All of Life as Sublime
To truly complete this conversation, we must get beyond “orientation,” or perhaps we must orient all of our life towards the divine. This means we get beyond orientation for the same reason that we get beyond ourselves. All that we have has been given to us, and that means that all we have has a purpose and destination in God’s order. Not all forms of “gay conversion” should be received as equally credible, but the concept itself ought not be dismissed wholesale.

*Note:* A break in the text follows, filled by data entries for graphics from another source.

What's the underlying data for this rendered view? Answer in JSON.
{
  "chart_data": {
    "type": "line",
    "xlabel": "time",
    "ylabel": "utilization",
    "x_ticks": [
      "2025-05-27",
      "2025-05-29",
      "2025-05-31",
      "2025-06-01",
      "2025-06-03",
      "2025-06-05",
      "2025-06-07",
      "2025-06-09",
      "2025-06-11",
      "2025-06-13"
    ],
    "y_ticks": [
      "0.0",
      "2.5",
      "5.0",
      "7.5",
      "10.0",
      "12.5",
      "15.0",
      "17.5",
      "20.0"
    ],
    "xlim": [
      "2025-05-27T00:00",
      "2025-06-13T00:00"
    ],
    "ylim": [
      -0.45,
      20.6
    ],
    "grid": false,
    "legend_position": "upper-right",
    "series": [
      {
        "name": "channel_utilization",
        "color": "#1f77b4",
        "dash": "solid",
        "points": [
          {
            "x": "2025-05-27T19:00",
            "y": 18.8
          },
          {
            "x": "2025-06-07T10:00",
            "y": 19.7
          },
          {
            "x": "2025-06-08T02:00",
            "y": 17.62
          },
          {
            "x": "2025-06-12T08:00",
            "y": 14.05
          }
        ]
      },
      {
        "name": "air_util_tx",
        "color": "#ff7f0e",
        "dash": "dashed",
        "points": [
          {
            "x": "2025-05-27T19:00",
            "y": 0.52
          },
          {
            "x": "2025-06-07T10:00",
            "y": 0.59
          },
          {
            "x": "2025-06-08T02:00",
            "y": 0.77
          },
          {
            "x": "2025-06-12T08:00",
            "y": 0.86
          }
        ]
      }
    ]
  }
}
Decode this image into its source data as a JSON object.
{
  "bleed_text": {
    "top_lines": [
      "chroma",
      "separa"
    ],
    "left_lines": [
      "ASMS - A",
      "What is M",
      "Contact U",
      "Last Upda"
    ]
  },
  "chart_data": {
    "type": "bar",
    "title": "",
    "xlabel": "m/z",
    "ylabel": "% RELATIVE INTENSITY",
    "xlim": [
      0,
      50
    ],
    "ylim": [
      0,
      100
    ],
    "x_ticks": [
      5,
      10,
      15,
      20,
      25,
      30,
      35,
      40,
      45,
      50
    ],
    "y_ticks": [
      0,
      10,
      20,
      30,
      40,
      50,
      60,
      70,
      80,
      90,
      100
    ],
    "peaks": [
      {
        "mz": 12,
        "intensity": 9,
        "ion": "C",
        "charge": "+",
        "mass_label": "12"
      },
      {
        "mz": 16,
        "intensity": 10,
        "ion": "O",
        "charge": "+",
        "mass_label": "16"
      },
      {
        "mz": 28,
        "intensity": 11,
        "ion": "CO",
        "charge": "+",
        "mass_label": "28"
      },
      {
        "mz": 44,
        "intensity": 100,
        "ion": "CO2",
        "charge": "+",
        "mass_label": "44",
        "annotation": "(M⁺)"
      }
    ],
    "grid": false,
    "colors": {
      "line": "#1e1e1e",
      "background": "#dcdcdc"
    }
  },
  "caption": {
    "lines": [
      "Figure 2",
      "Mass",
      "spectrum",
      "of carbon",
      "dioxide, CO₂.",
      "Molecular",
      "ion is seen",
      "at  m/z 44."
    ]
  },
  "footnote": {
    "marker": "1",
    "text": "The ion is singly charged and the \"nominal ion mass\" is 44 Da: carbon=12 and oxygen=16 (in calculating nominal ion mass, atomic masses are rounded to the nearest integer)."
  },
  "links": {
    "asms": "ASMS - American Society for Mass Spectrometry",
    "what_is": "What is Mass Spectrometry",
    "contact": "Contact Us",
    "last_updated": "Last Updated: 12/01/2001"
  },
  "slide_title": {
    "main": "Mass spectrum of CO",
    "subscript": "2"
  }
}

This conversation also goes beyond homosexuality. Though that was the specific occasion of Dr. Tournier’s essay, he is clear that all creative energies are equally responsible before God. Heterosexual desires must likewise be regulated and used for God’s glory, and, it follows, that other manner of aberrant sexual desires could be evaluated along the same line.
Beyond sexuality, this conversation connects to stewardship and dominion. The same principles apply to production, the use of creation, politics, and economics. We must see our potential as potency granted to us by God, and we must see this potency as an energy which is inherently good but always subject to sinful abuse in this life. Thus we must abandon it all to God in order for it to be truly used aright.